With the Construction Act nearing its second birthday, Nick Raynsford should be giving himself a pat on the back for pushing it through. But he could do more, such as allowing adjudicators to correct their mistakes.
I recently heard a rumour that Nick Raynsford pulled out of the running for London mayor because he felt he had too much unfinished business. That business, so the story goes, is fine-tuning Part II of the Housing Grants, Construction and Regeneration Act 1996, otherwise affectionately known as the Construction Act. Strangely, I have been unable to get official confirmation of that rumour, but the minister for construction is apparently inviting representations from interested parties about how the legislation is working. Its second anniversary – it came into effect on 1 May 1998 – is fast approaching.

My own impression is that over those two years, the Construction Act has been an amazing success story, probably far beyond the expectations of Sir Michael Latham, Tony Baldry and its other protagonists in those far off days following the publication of Sir Michael’s seminal Constructing the Team back in the summer of 1994. Much of the credit must go to Raynsford, who inherited the initiative from the Tories and, as one of his first political challenges in government, steered it through its final stages in parliament.

You can probably remember the scare stories that the legislation attracted before its introduction. One of the main concerns was the concept of ambush: one party burning the midnight oil with its advisers to get a massive document launched on Christmas eve. There has been some of that silliness but, for the main part, those fears have proved to be wildly exaggerated and, when it has happened, adjudicators have been prepared to take a firm line so that ambush simply does not pay.

Another major area of concern was the enforcement of adjudicators’ awards. Now, here the government really did make a pig’s ear of things. Rather than simply providing in the Construction Act that a successful party in adjudication could proceed to court and get summary judgment, it came up with a bizarre alternative in the Scheme for Construction Contracts, which (sensibly) no one has, to my knowledge, ever tried to invoke. Fortunately, the government has been bailed out by the courts, which have taken a pragmatic and proactive approach.

A real surprise has been the extent of involvement of lawyers in the adjudication process itself. I get the impression that some people, particularly some of the claims consultants, were rubbing their hands with glee at the thought of ousting construction lawyers from disputes. On the contrary, since adjudication has tended to be the final resort for disputes to a much greater extent than was anticipated, parties have chosen to use lawyers to assist in the preparation and presentation of their case. It is somewhat ironic to think that in consultation document Making the Scheme for Construction Contracts, the government canvassed the idea of banning lawyers from the process altogether.
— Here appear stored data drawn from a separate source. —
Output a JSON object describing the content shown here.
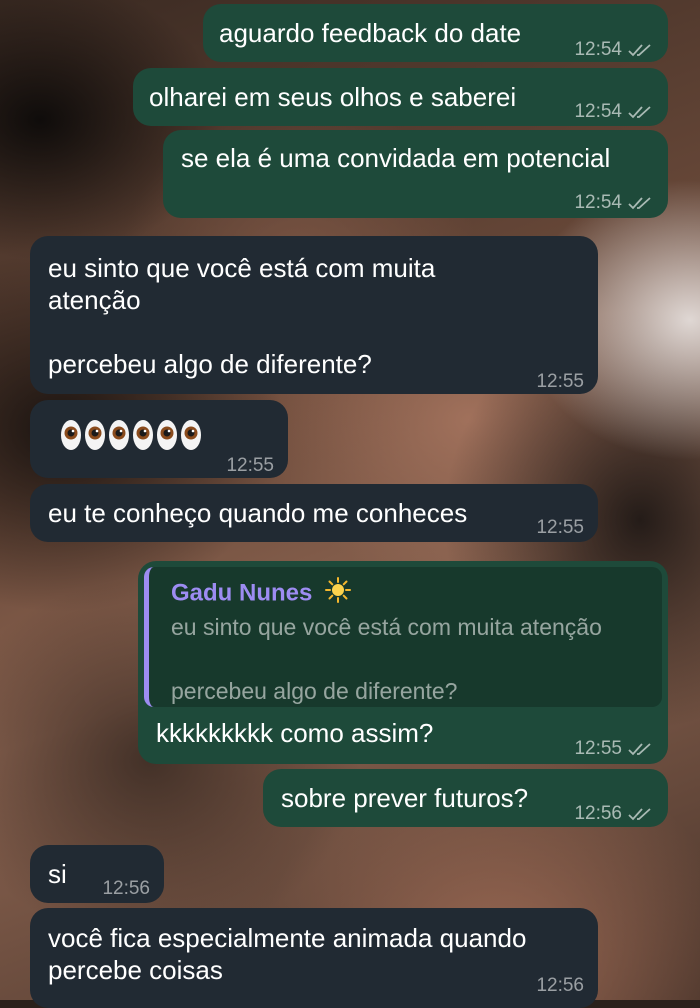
{
  "chat": {
    "messages": [
      {
        "direction": "out",
        "text": "aguardo feedback do date",
        "time": "12:54",
        "status": "read"
      },
      {
        "direction": "out",
        "text": "olharei em seus olhos e saberei",
        "time": "12:54",
        "status": "read"
      },
      {
        "direction": "out",
        "text": "se ela é uma convidada em potencial",
        "time": "12:54",
        "status": "read"
      },
      {
        "direction": "in",
        "text": "eu sinto que você está com muita\natenção\n\npercebeu algo de diferente?",
        "time": "12:55"
      },
      {
        "direction": "in",
        "emoji": "eyes",
        "emoji_count": 6,
        "time": "12:55"
      },
      {
        "direction": "in",
        "text": "eu te conheço quando me conheces",
        "time": "12:55"
      },
      {
        "direction": "out",
        "reply_to": {
          "author": "Gadu Nunes",
          "author_icon": "sun-icon",
          "text": "eu sinto que você está com muita atenção\n\npercebeu algo de diferente?"
        },
        "text": "kkkkkkkkk como assim?",
        "time": "12:55",
        "status": "read"
      },
      {
        "direction": "out",
        "text": "sobre prever futuros?",
        "time": "12:56",
        "status": "read"
      },
      {
        "direction": "in",
        "text": "si",
        "time": "12:56"
      },
      {
        "direction": "in",
        "text": "você fica especialmente animada quando\npercebe coisas",
        "time": "12:56"
      }
    ]
  },
  "colors": {
    "outgoing_bubble": "#1e4a3a",
    "incoming_bubble": "#212a33",
    "reply_accent": "#9d8cf2",
    "text": "#ffffff"
  },
  "icons": {
    "read_status": "double-check-icon",
    "eyes": "eyes-emoji-icon",
    "author_badge": "sun-icon"
  }
}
  • Fears about adjudication ambushes have been exaggerated
  • The government did make a mess of enforcement
  • Lawyers have not been banished as some hoped

A related issue is whether adjudicators have the power to require one party to pay the legal and expert costs incurred by the other. Both the act and the scheme are silent on this point. But, the recent decision of Judge Bowsher in the Technology and Construction Court, which took the opposite approach to the judge in the earlier John Cothliff vs Allen Build case probably means that, in future, an adjudicator will consider he has no power to award costs in this fashion. There are arguments both ways, but personally I think that, unless such a power is given through an amendment to the legislation, the economically stronger party will have a major advantage that it will no doubt seek to exploit.
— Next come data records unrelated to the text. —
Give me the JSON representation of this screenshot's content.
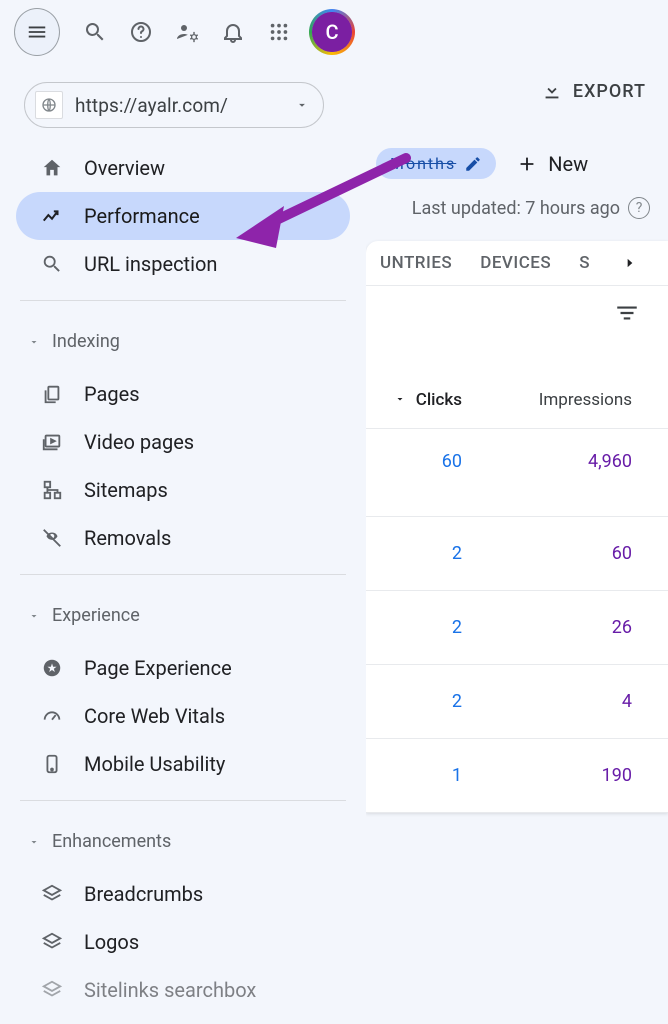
{
  "topbar": {
    "avatar_initial": "C"
  },
  "property": {
    "url": "https://ayalr.com/"
  },
  "export": {
    "label": "EXPORT"
  },
  "chips": {
    "edit_hidden": "Months",
    "new_label": "New"
  },
  "updated": {
    "text": "Last updated: 7 hours ago"
  },
  "sidebar": {
    "items": {
      "overview": "Overview",
      "performance": "Performance",
      "url_inspection": "URL inspection"
    },
    "section_indexing": "Indexing",
    "indexing": {
      "pages": "Pages",
      "video_pages": "Video pages",
      "sitemaps": "Sitemaps",
      "removals": "Removals"
    },
    "section_experience": "Experience",
    "experience": {
      "page_experience": "Page Experience",
      "core_web_vitals": "Core Web Vitals",
      "mobile_usability": "Mobile Usability"
    },
    "section_enhancements": "Enhancements",
    "enhancements": {
      "breadcrumbs": "Breadcrumbs",
      "logos": "Logos",
      "sitelinks_searchbox": "Sitelinks searchbox"
    }
  },
  "tabs": {
    "countries_partial": "UNTRIES",
    "devices": "DEVICES",
    "s_partial": "S"
  },
  "table": {
    "col_clicks": "Clicks",
    "col_impressions": "Impressions"
  },
  "chart_data": {
    "type": "table",
    "columns": [
      "Clicks",
      "Impressions"
    ],
    "rows": [
      {
        "clicks": "60",
        "impressions": "4,960"
      },
      {
        "clicks": "2",
        "impressions": "60"
      },
      {
        "clicks": "2",
        "impressions": "26"
      },
      {
        "clicks": "2",
        "impressions": "4"
      },
      {
        "clicks": "1",
        "impressions": "190"
      }
    ]
  }
}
There are two major changes to the act that I would particularly welcome. First, adjudicators should be given the power to amend their decisions in exceptional cases. For instance, where there has been an obvious mistake, as in Bouygues vs Dahl Jenson (17/11/99) or there is an obvious ambiguity in what the decision means, as in FW Cook vs Shimizu (14/1/00). The current position is that there is nothing that an adjudicator, whose job is over once the decision has been delivered, can do to correct such an error or ambiguity. In my view, the legislation should be amended so as to give the adjudicator power to amend his decision.

Second, it is an inevitable part of the construction process that the same dispute or matter will potentially affect more than one contractual relationship. In those circumstances, it makes no sense to have multiple adjudications heard by different adjudicators, at different times, reaching different decisions, on the same facts. All that does is to maximise the disruption that inevitably accompanies disputes, to the detriment of all concerned.

The answer is surely to amend the legislation to enable a party involved in adjudication proceedings to bring other parties into the adjudication where they have a dispute that involves similar subject matter and where the adjudicator thinks that it would be in the interests of justice for both disputes to be heard at the same time.